Wednesday, September 25, 2013
Thursday, September 5, 2013
TGIF
Maybe it's just Friday and my brain isn't working at its best but that's all I've got today. I don't know how I feel about rules, I guess it depends. But I do know I don't like being told what to do. But then again I can be all about follow what I should do sometimes... Argh I don't even know. Guess I don't know myself very well.
All I know is its Friday and my man is home waiting for a date .... To the footy.
Worry
What a topic, it should be what don't I worry about. I am a massive stress head :-( something I am working on and have been for awhile.
Some things I worry about are just silly, like breaking my phone. .. I have such a habit of it and I just got a new one so its on my mind a lot.
So I've been talking with my man and I think I have a project/challenge that I am going to be doing next year. I'm excited!
Wednesday, September 4, 2013
Time wasting
This one wasn't particularly challenging. I am an epic procrastinator. It's more of a problem then anything and I should do less of it. It doesn't help that the Internet is full off amazing information and images that I must consume!
I actually probably have heaps more time wasters. On the train my ipad has a 'browsing' folder for time wasting.
I'm regretting doing this on the ipad, seeing so many crafty ones coming out but I don't know if I'm going to have the time and equipment to make a pretty list book. I guess I will see what comes out on the weekend.

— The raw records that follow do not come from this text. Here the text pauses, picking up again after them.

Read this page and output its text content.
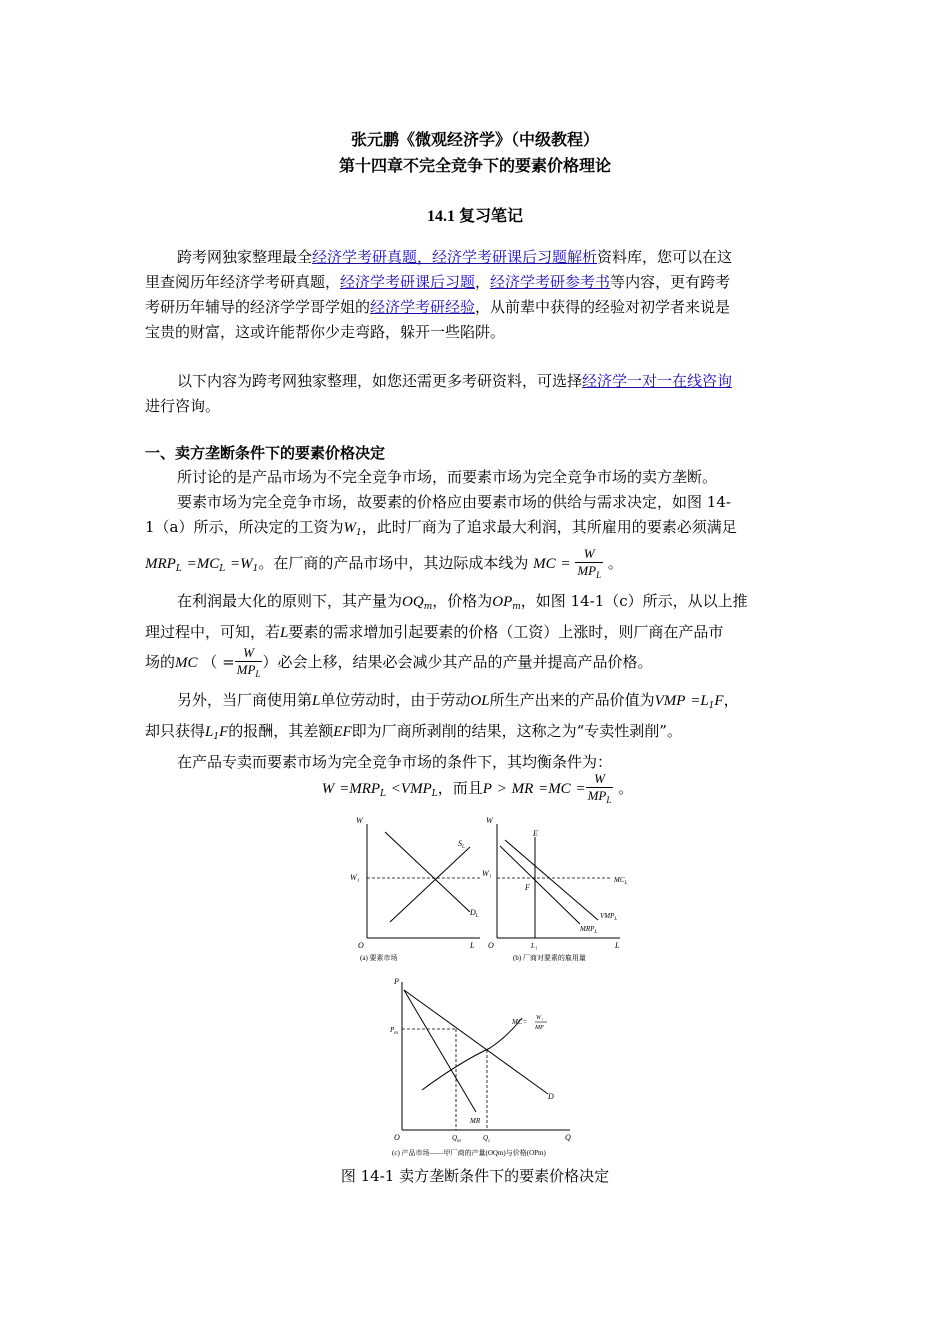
张元鹏《微观经济学》（中级教程）
第十四章不完全竞争下的要素价格理论
14.1 复习笔记
跨考网独家整理最全经济学考研真题，经济学考研课后习题解析资料库，您可以在这
里查阅历年经济学考研真题，经济学考研课后习题，经济学考研参考书等内容，更有跨考
考研历年辅导的经济学学哥学姐的经济学考研经验，从前辈中获得的经验对初学者来说是
宝贵的财富，这或许能帮你少走弯路，躲开一些陷阱。
以下内容为跨考网独家整理，如您还需更多考研资料，可选择经济学一对一在线咨询
进行咨询。
一、卖方垄断条件下的要素价格决定
所讨论的是产品市场为不完全竞争市场，而要素市场为完全竞争市场的卖方垄断。
要素市场为完全竞争市场，故要素的价格应由要素市场的供给与需求决定，如图 14-
1（a）所示，所决定的工资为$W_1$，此时厂商为了追求最大利润，其所雇用的要素必须满足
$MRP_L =MC_L =W_1$。在厂商的产品市场中，其边际成本线为 MC = $\frac{W}{MP_L}$ 。
在利润最大化的原则下，其产量为$OQ_m$，价格为$OP_m$，如图 14-1（c）所示，从以上推
理过程中，可知，若L要素的需求增加引起要素的价格（工资）上涨时，则厂商在产品市
场的MC （ = $\frac{W}{MP_L}$ ）必会上移，结果必会减少其产品的产量并提高产品价格。
另外，当厂商使用第L单位劳动时，由于劳动OL所生产出来的产品价值为VMP $=L_1F$，
却只获得$L_1F$的报酬，其差额EF即为厂商所剥削的结果，这称之为“专卖性剥削”。
在产品专卖而要素市场为完全竞争市场的条件下，其均衡条件为：
$W =MRP_L <VMP_L$，而且P > MR $=MC = \frac{W}{MP_L}$ 。
W
L
O
W₁
$S_L$
$D_L$
(a) 要素市场
W
L
O
W₁
L₁
E
F
$MC_L$
$VMP_L$
$MRP_L$
(b) 厂商对要素的雇用量
P
Q
O
$P_m$
$Q_m$	$Q_c$
MC= W₁
MP
D
MR
(c) 产品市场——甲厂商的产量(OQm)与价格(OPm)
图 14-1 卖方垄断条件下的要素价格决定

My week with out my man is coming close to an end, yep a week isn't long at all but I am a sook. I love when I don't get to see him for awhile and then the feeling of s eyeing him again, I will be cuddling the shit out of him :-p
I am not over my sickness so back to attempt 999999 of getting healthy and fit again. But I think now that the warm weather is coming through I will have a bit more motivation. Plus warm weather means yummy fruit!
Out. X
Tuesday, September 3, 2013
Things the younger me would like about current me
I like this topic, it calls for some self reflection. Thinking about who I was and the different stages I went through. I also tried to find some baby photos and photos of me when I was young but can't... Ill have to have a good look and hit my parents up for some of them.
I remember thinking that I didn't want to fall in love, I think I was scared of getting hurt but at the same time longing for someone to love me. I wanted to experience new things and travel and I have done some of that.

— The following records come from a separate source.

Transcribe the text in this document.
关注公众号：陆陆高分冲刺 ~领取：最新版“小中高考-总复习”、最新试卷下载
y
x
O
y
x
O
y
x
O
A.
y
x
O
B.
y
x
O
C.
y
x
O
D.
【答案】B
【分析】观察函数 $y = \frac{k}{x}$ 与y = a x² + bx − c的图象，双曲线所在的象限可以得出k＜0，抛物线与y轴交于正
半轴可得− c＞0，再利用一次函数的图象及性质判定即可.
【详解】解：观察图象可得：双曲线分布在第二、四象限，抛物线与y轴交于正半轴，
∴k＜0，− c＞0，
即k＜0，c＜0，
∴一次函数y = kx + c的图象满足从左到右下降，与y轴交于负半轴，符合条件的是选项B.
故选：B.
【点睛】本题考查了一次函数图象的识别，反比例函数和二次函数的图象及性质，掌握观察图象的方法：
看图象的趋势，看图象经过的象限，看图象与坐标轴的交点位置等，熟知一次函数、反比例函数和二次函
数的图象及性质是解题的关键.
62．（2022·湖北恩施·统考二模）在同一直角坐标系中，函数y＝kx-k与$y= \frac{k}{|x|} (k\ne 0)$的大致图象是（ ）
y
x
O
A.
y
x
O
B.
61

I've gotten away for situations that I was unhappy with and moved on. I have created a life for myself that I had wanted and been strong enough to do it on my own. Well mostly on my own, I have some amazing people in my life who support me.
Also how cute was my hair in that photo of my family?! It was blonde! Well kinda.
Labels:
30 day so lists,
30lists,
family,
Flowboard,
list,
listing,
love,
past,
reminiscing,
sister love,
younger me
Monday, September 2, 2013
To do
Okay so I've been bad at this. I will get better! N better time to get my shit together then spring right!?

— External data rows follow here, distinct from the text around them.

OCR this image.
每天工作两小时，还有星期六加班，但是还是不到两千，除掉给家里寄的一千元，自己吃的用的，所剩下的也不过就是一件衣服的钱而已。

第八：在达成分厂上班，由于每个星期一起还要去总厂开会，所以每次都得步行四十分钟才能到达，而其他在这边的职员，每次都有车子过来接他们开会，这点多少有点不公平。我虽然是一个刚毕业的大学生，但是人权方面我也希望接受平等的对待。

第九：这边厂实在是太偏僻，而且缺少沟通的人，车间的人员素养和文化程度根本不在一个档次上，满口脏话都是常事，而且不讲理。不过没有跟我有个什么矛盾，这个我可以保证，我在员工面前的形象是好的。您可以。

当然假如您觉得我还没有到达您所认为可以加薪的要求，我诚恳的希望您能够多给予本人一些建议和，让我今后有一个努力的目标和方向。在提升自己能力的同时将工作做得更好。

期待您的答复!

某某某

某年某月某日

Here is my list to get started and have a good spring clean happen!
So my effort was a bit of a fail.. I re arranged my cupboard and threw out a couple of clothes but still have piles of winter clothing on the floor to be put away. I have all week until my man gets back to have it all done.
I did find a few clothes that I forgot I had and hung all my tops so I don't loose them in the pile and wear the same ones over and over again.
I have created a 'to alter or reuse' pile that I can sew and up cycle.
So i have a few to do items that I'm going to work on to get me organised and then to get myself in a routine.
30 Days of list
So I found this challenge, I'm not exactly sure how I came upon it, a list a day for 30 days. You can find all the details on here http://30daysoflists.com/
I'm pretty keen, I do love making lists.
Cause I've started a few days behind I'm going to post the first few.
What's new so far this year...
Doing this list made me realise that I haven't changed all that I want to this year.
I feel like this year is a year in intermission. Like I'm half way between being where I was and where I should be. It makes me realise that I need to use the rest of the year to make plans to get to where I want to be.
Projects I'm working on...
I love projects! I love making things and planning. This is a nice reminder to get on top of my current projects and get them finished. In particular I'm excited to make some presents. On t of this challenge I'm going to re write my presents list.
I'm making these on Flowboard on my ipad. I choose to do it on my ipad one cause its the easiest access and two because I probably don't need to make any more mess at the moment.
Once it is finished at the end of the month I'm going to publish it to Flowboard.